Agnes rose up from her father's side, before long; and going softly to her piano, played some of the old airs to which we had often listened in that place.
‘Have you any intention of going away again?’Agnes asked me, as I was standing by.
‘What does my sister say to that?’
‘I hope not.’
‘Then I have no such intention, Agnes.’
‘I think you ought not, Trotwood, since you ask me,’she said, mildly.‘Your growing reputation and success enlarge your power of doing good; and if I could spare my brother,’with her eyes upon me,‘perhaps the time could not.’
‘What I am, you have made me, Agnes. You should know best.’
‘I made you, Trotwood?’
‘Yes! Agnes, my dear girl!’I said, bending over her.‘I tried to tell you, when we met today, something that has been in my thoughts since Dora died. You remember, when you came down to me in our little room—pointing upward, Agnes?’
‘Oh, Trotwood!’she returned, her eyes filled with tears.‘So loving, so confiding, and so young! Can I ever forget?’
‘As you were then, my sister, I have often thought since, you have ever been to me. Ever pointing upward, Agnes; ever leading me to something better; ever directing me to higher things!’
She only shook her head; through her tears I saw the same sad quiet smile.
‘And I am so grateful to you for it, Agnes, so bound to you, that there is no name for the affection of my heart. I want you to know, yet don't know how to tell you, that all my life long I shall look up to you, and be guided by you, as I have been through the darkness that is past. Whatever betides, whatever new ties you may form, whatever changes may come between us, I shall always look to you, and love you, as I do now, and have always done. You will always be my solace and resource, as you have always been. Until I die, my dearest sister, I shall see you always before me, pointing upward!’

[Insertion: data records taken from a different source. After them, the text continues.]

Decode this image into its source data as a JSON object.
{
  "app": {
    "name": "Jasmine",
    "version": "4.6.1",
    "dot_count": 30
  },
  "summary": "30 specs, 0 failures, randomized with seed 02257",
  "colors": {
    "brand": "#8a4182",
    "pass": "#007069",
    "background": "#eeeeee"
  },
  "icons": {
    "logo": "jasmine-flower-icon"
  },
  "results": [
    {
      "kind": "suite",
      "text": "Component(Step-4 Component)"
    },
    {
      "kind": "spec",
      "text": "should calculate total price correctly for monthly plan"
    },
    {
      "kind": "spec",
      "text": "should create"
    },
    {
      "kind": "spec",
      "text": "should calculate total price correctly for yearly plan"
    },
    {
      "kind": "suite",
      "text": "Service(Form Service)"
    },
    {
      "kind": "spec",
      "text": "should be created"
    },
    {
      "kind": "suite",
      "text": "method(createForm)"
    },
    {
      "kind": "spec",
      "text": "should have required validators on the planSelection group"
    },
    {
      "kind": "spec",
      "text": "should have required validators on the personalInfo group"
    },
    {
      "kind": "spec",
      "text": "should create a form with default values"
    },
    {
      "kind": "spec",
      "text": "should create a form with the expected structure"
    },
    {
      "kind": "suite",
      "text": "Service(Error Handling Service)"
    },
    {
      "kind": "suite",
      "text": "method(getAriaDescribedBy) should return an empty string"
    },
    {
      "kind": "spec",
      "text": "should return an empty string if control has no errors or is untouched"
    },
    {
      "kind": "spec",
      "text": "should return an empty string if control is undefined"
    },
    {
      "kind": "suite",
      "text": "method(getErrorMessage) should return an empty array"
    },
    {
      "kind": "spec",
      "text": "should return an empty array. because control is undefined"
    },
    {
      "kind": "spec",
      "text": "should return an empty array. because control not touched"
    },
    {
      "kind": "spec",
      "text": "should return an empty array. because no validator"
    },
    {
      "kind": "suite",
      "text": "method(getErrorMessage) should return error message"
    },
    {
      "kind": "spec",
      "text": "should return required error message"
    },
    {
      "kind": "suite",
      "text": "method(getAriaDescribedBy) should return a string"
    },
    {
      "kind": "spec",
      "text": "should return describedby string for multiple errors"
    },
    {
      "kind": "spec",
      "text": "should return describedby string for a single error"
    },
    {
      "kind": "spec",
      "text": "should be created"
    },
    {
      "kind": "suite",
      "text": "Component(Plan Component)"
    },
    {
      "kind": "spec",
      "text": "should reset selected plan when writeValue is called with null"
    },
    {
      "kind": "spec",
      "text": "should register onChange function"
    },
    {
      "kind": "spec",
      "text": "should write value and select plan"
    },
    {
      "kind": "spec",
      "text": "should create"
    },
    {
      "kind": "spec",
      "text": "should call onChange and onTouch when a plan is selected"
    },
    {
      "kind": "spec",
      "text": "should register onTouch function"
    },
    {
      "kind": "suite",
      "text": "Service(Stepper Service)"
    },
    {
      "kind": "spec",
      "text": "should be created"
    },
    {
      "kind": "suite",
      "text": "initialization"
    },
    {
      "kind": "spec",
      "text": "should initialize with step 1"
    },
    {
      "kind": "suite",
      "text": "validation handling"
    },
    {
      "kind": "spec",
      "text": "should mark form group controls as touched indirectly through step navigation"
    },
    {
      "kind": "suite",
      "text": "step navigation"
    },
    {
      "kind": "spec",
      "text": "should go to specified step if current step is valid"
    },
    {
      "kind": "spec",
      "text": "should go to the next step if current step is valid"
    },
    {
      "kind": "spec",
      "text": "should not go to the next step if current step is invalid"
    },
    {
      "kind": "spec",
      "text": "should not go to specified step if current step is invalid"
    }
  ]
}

She put her hand in mine, and told me she was proud of me, and of what I said; although I praised her very far beyond her worth. Then she went on softly playing, but without removing her eyes from me.‘Do you know, what I have heard tonight, Agnes,’said I,‘strangely seems to be a part of the feeling with which I regarded you when I saw you first—with which I sat beside you in my rough school-days?’
‘You knew I had no mother,’she replied with a smile,‘and felt kindly towards me.’
‘More than that, Agnes, I knew, almost as if I had known this story, that there was something inexplicably gentle and softened, surrounding you; something that might have been sorrowful in someone else (as I can now understand it was), but was not so in you.’
She softly played on, looking at me still.
‘Will you laugh at my cherishing such fancies, Agnes?’
‘No!’
‘Or at my saying that I really believe I felt, even then, that you could be faithfully affectionate against all discouragement, and never cease to be so, until you ceased to live?—Will you laugh at such a dream?’
‘Oh, no! Oh, no!’
For an instant, a distressful shadow crossed her face; but, even in the start it gave me, it was gone; and she was playing on, and looking at me with her own calm smile.
As I rode back in the lonely night, the wind going by me like a restless memory, I thought of this, and feared she was not happy. I was not happy; but, thus far, I had faithfully set the seal upon the Past, and, thinking of her, pointing upward, thought of her as pointing to that sky above me, where, in the mystery to come, I might yet love her with a love unknown on earth, and tell her what the strife had been within me when I loved her here.